Nero, também vocalista do Fato, faz questão de salientar que as discussões do Com Fusão devem ser mais interessantes do que a apresentação ao público. “Afinal, durante os encontros, os convidados terão tempo para discutir, e até mesmo brigar, em busca de novas possibilidades para apresentações musicais. Os artistas de outras áreas, além da música, terão muita importância nos debates, para sugerir soluções inusuais”, enfatiza. Nero reclama, insistentemente, que a música popular é a mais “atrasada” das artes. “No teatro, no cinema, na literatura e nas artes plásticas, faz tempo que romperam os ‘esqueletos’ padrões”, protesta. Ele diz não agüentar mais o que chama de “esqueleto” dos shows: os artistas sobem ao palco, tocam, fingem que saem, o público finge que acredita, os artistas retornam ao bis e o público finge que foi surpreendido. “Chega disso. É preciso reinventar as apresentações”, propõe.
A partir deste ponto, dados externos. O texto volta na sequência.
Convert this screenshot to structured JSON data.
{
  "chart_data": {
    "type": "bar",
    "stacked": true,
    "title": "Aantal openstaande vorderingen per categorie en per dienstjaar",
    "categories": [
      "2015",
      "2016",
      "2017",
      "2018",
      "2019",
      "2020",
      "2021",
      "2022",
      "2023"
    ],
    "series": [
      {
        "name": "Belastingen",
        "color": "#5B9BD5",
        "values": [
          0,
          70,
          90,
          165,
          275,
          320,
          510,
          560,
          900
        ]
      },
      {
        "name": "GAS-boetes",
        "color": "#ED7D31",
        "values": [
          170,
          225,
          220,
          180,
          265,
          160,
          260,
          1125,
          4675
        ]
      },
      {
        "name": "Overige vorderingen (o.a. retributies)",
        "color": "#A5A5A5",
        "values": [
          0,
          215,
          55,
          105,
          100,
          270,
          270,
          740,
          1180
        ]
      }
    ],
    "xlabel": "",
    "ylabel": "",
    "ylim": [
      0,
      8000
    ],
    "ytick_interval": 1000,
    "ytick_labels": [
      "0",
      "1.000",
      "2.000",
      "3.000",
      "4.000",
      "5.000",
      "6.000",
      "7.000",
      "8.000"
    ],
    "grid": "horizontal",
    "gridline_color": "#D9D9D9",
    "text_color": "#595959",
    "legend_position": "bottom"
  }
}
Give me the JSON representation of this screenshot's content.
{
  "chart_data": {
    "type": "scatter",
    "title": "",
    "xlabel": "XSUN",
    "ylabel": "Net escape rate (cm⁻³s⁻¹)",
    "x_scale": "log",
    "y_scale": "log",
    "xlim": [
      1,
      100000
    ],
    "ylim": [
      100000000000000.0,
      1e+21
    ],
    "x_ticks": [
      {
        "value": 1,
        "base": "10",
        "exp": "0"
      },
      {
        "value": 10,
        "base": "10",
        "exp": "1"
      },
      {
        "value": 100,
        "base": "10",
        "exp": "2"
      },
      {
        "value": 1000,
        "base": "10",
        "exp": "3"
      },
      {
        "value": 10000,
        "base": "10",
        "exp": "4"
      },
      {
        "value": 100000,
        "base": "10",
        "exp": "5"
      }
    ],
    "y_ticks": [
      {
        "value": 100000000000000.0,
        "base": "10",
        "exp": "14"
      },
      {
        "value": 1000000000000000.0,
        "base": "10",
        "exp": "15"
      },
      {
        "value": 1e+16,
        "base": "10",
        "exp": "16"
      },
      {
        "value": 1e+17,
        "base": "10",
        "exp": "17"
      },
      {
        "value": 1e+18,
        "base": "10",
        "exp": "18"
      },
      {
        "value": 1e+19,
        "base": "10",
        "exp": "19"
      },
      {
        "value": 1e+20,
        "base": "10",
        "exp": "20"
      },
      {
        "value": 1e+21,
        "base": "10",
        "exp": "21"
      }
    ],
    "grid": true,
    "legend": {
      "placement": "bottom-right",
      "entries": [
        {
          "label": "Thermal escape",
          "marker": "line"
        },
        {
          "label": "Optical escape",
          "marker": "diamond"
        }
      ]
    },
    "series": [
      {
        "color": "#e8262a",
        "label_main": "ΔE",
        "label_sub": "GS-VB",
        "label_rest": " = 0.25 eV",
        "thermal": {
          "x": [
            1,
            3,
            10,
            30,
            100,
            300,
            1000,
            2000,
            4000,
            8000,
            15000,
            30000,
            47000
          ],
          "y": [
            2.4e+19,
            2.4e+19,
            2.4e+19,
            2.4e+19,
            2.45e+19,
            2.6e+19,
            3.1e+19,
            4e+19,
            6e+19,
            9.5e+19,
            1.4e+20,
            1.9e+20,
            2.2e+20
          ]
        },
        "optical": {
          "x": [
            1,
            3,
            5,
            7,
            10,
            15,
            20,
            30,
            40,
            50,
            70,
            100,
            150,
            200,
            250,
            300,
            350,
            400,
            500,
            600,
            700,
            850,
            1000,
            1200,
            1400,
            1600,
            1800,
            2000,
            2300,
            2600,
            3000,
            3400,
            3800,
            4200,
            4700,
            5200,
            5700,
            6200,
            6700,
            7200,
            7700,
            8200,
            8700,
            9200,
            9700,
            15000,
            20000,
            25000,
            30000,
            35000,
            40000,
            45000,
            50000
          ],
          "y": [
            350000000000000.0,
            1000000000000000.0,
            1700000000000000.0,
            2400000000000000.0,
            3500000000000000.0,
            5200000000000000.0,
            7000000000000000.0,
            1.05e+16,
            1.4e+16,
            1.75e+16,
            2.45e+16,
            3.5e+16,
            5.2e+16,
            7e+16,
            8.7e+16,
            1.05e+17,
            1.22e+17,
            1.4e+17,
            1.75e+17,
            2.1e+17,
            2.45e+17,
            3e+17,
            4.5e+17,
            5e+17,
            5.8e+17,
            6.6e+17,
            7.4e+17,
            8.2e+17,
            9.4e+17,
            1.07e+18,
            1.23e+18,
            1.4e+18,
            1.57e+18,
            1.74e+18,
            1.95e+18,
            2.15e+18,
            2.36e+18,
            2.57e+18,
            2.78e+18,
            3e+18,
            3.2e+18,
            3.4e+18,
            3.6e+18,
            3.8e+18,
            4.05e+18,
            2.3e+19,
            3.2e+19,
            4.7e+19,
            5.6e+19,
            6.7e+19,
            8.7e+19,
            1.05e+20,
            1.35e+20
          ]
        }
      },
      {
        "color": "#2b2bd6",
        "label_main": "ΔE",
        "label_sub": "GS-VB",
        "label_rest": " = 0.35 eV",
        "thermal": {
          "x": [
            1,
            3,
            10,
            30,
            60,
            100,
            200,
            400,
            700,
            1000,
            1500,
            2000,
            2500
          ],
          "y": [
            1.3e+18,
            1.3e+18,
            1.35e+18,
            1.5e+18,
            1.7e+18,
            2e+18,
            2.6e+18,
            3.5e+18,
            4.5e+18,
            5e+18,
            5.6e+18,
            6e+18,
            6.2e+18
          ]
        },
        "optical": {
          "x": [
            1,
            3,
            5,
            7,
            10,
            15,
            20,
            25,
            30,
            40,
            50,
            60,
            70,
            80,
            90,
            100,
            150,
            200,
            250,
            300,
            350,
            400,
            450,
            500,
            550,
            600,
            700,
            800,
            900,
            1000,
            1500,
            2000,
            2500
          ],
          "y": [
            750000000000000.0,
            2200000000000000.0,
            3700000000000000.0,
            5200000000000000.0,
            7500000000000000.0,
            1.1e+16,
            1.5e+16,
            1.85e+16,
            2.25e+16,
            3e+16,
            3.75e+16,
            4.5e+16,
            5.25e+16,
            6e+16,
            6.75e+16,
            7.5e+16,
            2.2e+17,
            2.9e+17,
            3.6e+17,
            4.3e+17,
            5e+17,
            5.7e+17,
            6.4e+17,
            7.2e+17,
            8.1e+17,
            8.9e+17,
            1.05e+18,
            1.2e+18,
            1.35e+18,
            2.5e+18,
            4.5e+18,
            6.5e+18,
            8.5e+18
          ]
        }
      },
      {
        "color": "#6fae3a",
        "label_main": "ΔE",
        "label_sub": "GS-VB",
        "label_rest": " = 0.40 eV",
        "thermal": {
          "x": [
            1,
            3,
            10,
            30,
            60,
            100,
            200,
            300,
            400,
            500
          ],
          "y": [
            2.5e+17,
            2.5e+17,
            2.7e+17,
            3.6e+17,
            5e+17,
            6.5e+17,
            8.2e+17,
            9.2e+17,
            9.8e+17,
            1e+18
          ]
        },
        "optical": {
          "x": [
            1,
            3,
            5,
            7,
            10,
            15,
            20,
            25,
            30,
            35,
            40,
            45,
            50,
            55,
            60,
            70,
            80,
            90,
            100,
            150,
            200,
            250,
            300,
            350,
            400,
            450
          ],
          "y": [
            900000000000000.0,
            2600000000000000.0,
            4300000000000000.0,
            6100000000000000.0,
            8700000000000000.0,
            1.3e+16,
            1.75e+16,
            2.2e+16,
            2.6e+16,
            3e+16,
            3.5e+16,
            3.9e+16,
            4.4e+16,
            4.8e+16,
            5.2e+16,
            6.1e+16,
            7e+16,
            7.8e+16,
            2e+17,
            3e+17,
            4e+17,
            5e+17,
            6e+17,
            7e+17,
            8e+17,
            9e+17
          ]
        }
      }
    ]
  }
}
E se, ao invés de ovação, aplausos e gritos de “parou por quê?”, o público do Teatro Paiol (onde acontecerão as apresentações finais de cada encontro) reagir, por exemplo, com ovos e vaias? Nero não se intimida. “A idéia é provocar as pessoas”. Ele garante que, depois dos dez dias de cada edição, bate-papos, elocubrações e ensaios, em vez de um show, pode até vir a ser apresentada uma “instalação musical”. E se alguém, um crítico feroz, disser que o resultado não passa de mais uma mostra do vazio da cultura contemporânea? “Não faz mal. Com Fusão tem a finalidade de ser uma perturbação musical”. Nero, a exemplo de seu homônimo romano, pretende, com o Com Fusão, tocar “fogo” na cidade, ou mais precisamente, nas concepções convencionais dos shows. Para que tudo seja reconstruído com esplendor. Alguém vai chamar os bombeiros?

 

Composição:

De músicos a atores. De diretores de teatro a multiartistas. Com Fusão tem de tudo:

 

1ª edição – de hoje a 13 de junho

André Abujamra

Gilson Fukushima

Carmen Jorge

Rettamozo

Paulo Biscaia

2ª edição – 4 a 14 de agosto

Antônio Saraiva

Maurício Vogue

Leprevost, o poeta

Itaercio Rocha

Sergio Albach

3ª Edição – 6 a 16 de outubro

Carlos Careqa

Claudinho Brasil

Nadia Naira

Rafael Camargo

Kátia Horn

 fonte: gazeta on-line. por Marcio Renato dos Santos.